Engibaryan M.A., Zykova T.A., Pustovaya I.V., Solovova E.A., Chertova N.A. Serological Profile of Epstein-Barr Virus Infection in Patients with Oral and Laryngeal Cancer. Head and Neck. Russian Journal. 2026;14(1):12–19
DOI: https://doi.org/10.25792/HN.2026.14.1.12-19
Objective. The purpose of this study was to determine the serological profile of Epstein-Barr virus infection in patients with oral cavity (OCC) and laryngeal (LC) cancer. Material and methods: A total of 48 patients in the study group were examined, with a mean age of 60.3±2.3 years; all were male; 24 patients had OCC (Ia), and 24 patients had LC (Ib).

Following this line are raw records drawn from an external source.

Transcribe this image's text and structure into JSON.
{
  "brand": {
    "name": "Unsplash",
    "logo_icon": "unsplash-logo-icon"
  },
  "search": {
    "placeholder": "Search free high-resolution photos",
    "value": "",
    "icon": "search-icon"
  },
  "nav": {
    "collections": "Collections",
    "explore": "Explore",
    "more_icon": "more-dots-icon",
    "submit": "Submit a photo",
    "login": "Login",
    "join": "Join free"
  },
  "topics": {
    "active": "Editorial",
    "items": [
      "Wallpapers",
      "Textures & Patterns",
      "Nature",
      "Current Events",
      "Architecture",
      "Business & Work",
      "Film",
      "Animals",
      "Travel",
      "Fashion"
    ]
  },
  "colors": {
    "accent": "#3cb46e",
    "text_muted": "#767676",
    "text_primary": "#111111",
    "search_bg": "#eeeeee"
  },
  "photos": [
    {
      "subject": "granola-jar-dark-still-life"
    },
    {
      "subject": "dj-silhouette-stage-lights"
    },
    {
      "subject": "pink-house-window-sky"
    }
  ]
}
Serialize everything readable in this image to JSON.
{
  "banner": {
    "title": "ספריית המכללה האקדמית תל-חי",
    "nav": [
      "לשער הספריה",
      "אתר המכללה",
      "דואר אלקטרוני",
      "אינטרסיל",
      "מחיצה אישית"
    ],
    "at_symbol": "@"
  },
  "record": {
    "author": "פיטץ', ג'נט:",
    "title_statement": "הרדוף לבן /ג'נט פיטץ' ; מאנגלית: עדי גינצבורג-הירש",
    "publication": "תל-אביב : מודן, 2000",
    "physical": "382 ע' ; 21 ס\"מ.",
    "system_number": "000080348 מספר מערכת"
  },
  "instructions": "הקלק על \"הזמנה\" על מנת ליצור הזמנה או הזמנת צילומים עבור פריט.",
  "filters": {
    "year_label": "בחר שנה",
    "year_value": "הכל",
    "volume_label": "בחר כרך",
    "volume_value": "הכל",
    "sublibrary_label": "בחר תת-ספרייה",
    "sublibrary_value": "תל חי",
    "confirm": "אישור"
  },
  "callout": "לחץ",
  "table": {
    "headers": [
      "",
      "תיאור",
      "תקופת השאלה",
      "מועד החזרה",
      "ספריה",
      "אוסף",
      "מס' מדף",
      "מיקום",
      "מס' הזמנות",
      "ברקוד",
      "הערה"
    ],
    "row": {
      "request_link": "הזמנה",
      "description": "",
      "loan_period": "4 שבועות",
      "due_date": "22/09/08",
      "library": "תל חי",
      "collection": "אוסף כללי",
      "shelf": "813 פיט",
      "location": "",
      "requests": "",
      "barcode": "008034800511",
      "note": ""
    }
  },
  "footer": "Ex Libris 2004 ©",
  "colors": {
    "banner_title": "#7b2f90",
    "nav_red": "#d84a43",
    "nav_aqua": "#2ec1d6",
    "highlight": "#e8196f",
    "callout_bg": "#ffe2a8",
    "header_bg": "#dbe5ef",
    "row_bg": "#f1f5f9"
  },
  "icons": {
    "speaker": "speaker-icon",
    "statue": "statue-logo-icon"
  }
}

The control groups included 44 patients with hematologic oncology, 59.5±0.9 years old (Group II), and 30 patients without oncological pathology, 30.7±4.7 years old (Group III). All controls underwent IgA/IgM/IgG testing to VCA, IgG to EA, and EBNA using ELISA. The positivity rate (PR) was calculated to assess the intensity of the immune response. Results. Antibodies of classes A, M and/or G to various EBV proteins were present in 100.0% of patients with LC/ OCC: 97.7% of patients with hematologic oncology, and 86.7% (p=0.019) of controls without oncological pathology. IgA VCA in the main group were 2.7 times more common than in group II (50.0% vs 18.2%; p=0.0013) and 2.5 times more common than in group III (50.0% vs 20.0%; p=0.0071). IgG EA were present 2.1 times more often in patients of the main group compared to group II (58.3% vs 27.3%; p1=0.025) and 2.9 times more often compared to group III (58.3% vs 20.0%; p1=0.0008), and a complex of serological markers of active infection in various combinations in patients with LC/OCC was 1.7 times more often than in other study groups (66.7% vs 38.6%; p=0.0013 and 66.7% vs 40.0%; p=0.0071). The most common antibody profile in the main group was IgA VCA+IgG VCA+IgG EA+IgG EBNA (33.3%), characteristic of the reactivation stage of EBV infection. In hematological oncology patients, this profile was 7.4 times less common (4.5%; p=0.0004), and was not observed at all in patients without cancer (p=0.0001). The IgG VCA+IgG EBNA profile, characteristic of the latent stage of EBV, was, in contrast, less common than in both control groups (54.5%; p=0.033) in hematological oncology patients and 46.6% in patients without cancer). Conclusion. Studying not just one antibody class, but a serological profile that includes a combination of antibodies to a wide range of viral proteins, is a promising approach for the formation of risk groups for the development of EBV-associated tumors.
Keywords: laryngeal cancer, oral cavity cancer, serological profile, Epstein–Barr virus, antibodies, seroprevalence
Conflict of interest. The authors declare no conflict of interest.
Funding. The study was performed without external funding.